The Diversity Team is holding thinking sessions \ Kadia Moses

WWP Diversity Team is instigating a series of thinking sessions in order to explore complex issues as part of the movement’s activities. The sessions will take place in different parts of the country. The first session dealt with the following questions: Why are the participation and visibility of Israeli Arab women so limited within the movement? How can we develop Israeli, Arab, Christian, Muslim, Jewish and Palestinian participation? What are the challenges and what are the possibilities?

On Tuesday, 17.1.2017, about fifty women, twelve of whom were Israeli Arabs, (about ten women could not attend because of financial reason and/or because the meeting took place in the evening), met in ‘Beit Hagefen’ in Haifa to have a heart to heart discussion.

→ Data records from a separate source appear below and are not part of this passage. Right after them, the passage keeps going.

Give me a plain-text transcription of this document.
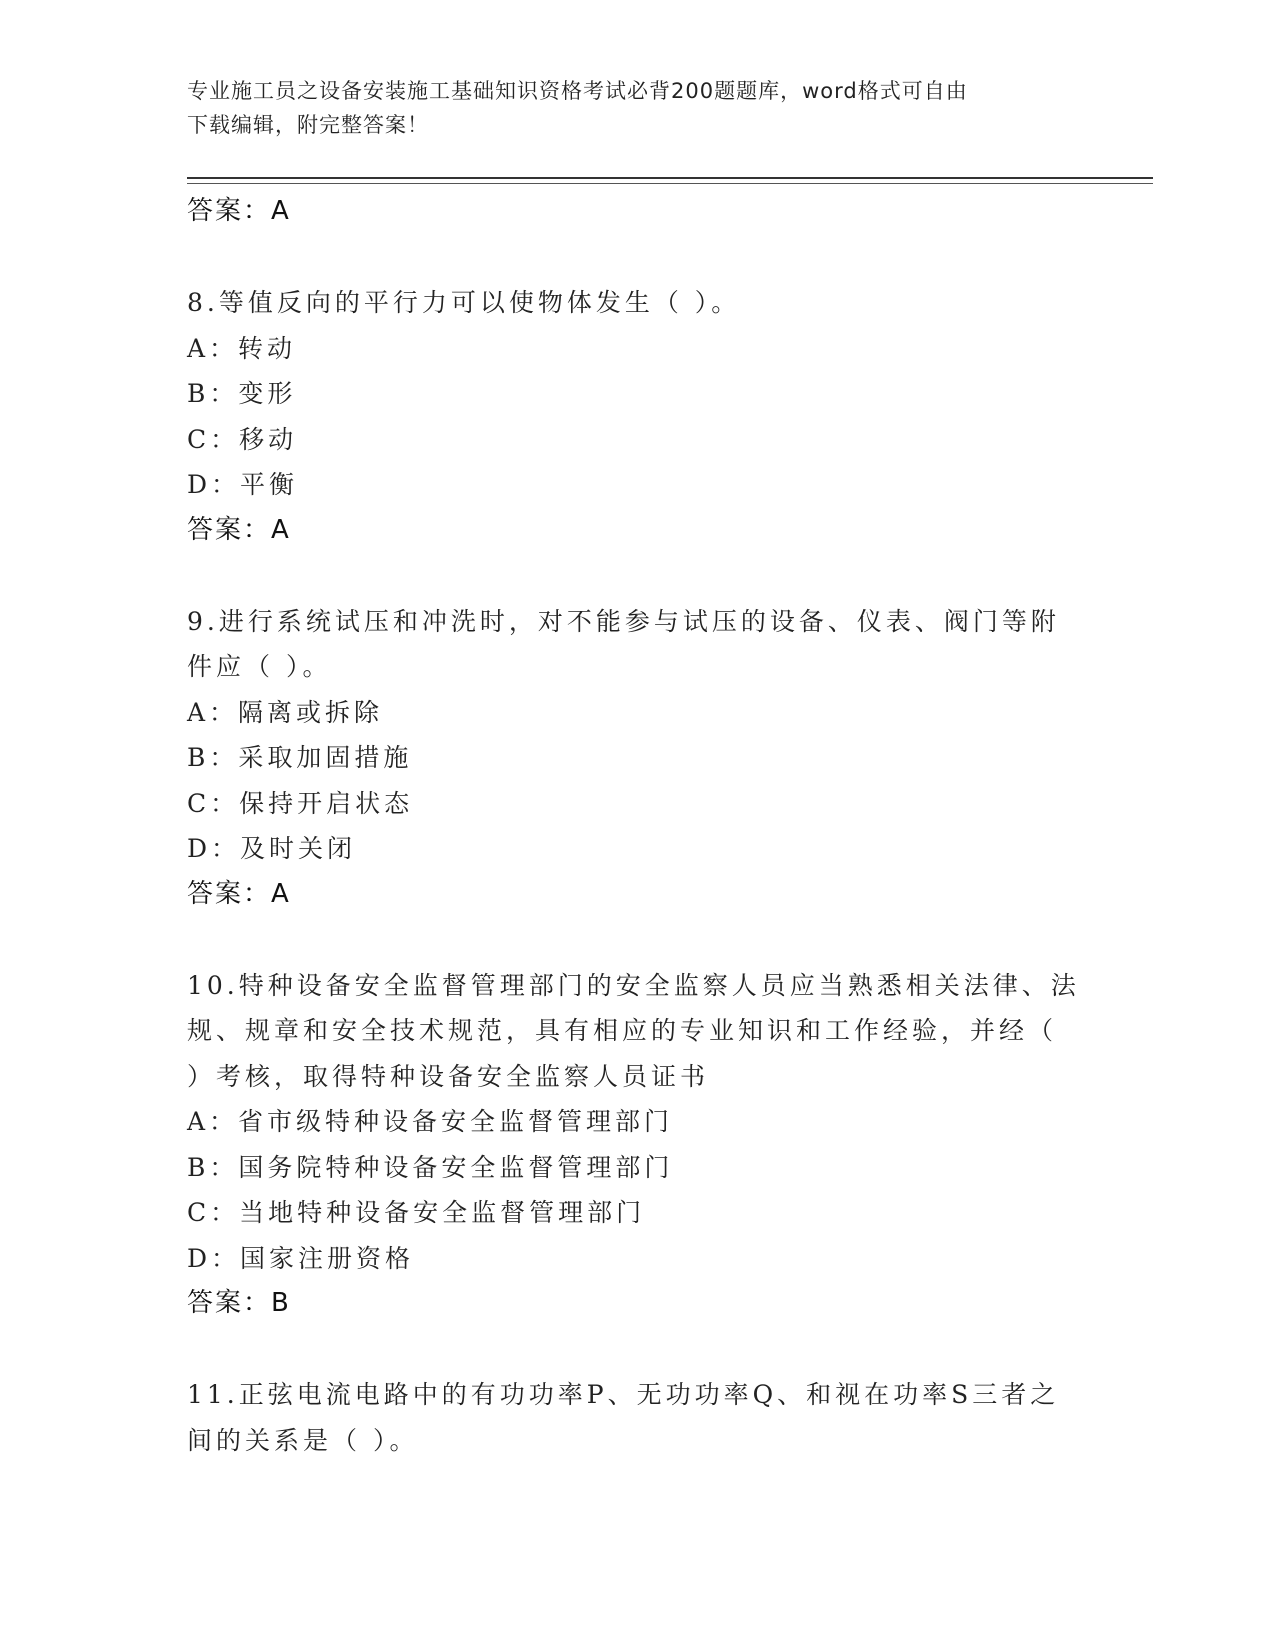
专业施工员之设备安装施工基础知识资格考试必背200题题库，word格式可自由
下载编辑，附完整答案！
答案：A
8.等值反向的平行力可以使物体发生（ ）。
A：转动
B：变形
C：移动
D：平衡
答案：A
9.进行系统试压和冲洗时，对不能参与试压的设备、仪表、阀门等附
件应（ ）。
A：隔离或拆除
B：采取加固措施
C：保持开启状态
D：及时关闭
答案：A
10.特种设备安全监督管理部门的安全监察人员应当熟悉相关法律、法
规、规章和安全技术规范，具有相应的专业知识和工作经验，并经（
）考核，取得特种设备安全监察人员证书
A：省市级特种设备安全监督管理部门
B：国务院特种设备安全监督管理部门
C：当地特种设备安全监督管理部门
D：国家注册资格
答案：B
11.正弦电流电路中的有功功率P、无功功率Q、和视在功率S三者之
间的关系是（ ）。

The discussion was moderated by Nurit Hajjaj and Ulfat Haider (a Jew and an Arab).

The meeting proved to be loaded with complications. Harsh words were uttered, words such as: ‘Where were you for the past 70 years? What do you want of us? We are suspicious of you. Arab women did not wish to come.’

On the other hand, we heard warm words too: appreciation and excitement about the meeting; hope and the understanding that, as women, we can work together; excitement and curiosity about women working towards peace.  Arab women asked us not to make a distinction between Arabs and Jews – we are all Israelis, they stressed.

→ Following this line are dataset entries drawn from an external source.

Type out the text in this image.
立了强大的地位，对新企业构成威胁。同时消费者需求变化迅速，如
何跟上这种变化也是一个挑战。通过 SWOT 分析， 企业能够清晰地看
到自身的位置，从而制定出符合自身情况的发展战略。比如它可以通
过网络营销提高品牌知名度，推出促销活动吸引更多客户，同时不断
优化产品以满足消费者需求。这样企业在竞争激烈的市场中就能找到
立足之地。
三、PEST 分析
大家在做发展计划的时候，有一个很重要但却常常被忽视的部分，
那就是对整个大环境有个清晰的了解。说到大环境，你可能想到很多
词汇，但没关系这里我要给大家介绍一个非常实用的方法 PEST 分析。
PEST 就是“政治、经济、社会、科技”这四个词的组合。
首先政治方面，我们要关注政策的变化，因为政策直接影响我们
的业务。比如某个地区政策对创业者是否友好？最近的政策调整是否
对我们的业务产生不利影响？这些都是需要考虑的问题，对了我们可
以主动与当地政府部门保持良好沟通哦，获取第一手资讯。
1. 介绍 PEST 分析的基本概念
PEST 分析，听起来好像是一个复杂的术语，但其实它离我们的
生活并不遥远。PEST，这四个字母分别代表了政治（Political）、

There was some misunderstanding as to the aims of the movement and what is happening within it.  This hampered the discussion and brought about disagreement concerning the issues raised, issues such as the movement’s direction and activities on the ground, the construction of a smaller Arab/Jewish thinking group. Often, we had the feeling that we are talking in ‘different languages’ and that the gap between the past and present, old and new is extremely wide.

It was an evening of many expressed thoughts and emotions. There were suggestions for activities in order to learn to know each other better, for local co-operation and even for a gigantic art project. We came to various conclusions concerning discussions in large groups versus smaller groups and of the need to fight for the aims and needs of the women who have come.

To summarise the evening, most Arab women I spoke to have a great wish to work together with us. Some said that it was a wonderful evening and that they had not believed so many Jewish women will arrive. Some suggested that we are all pieces in the same puzzle and that cooperation is only natural. Others felt that the movement seemed to be created for them. There seemed to be a need to find a way to know each other better and to express our women’s solidarity. Almost all the Arab women wished to get used to and understand the movement’s ideology. But, others are already cooperating with Jewish women and work locally.

One participant, Hiyam, summed up her experience this way: We’re here to find out what’s going on and will act on it with love.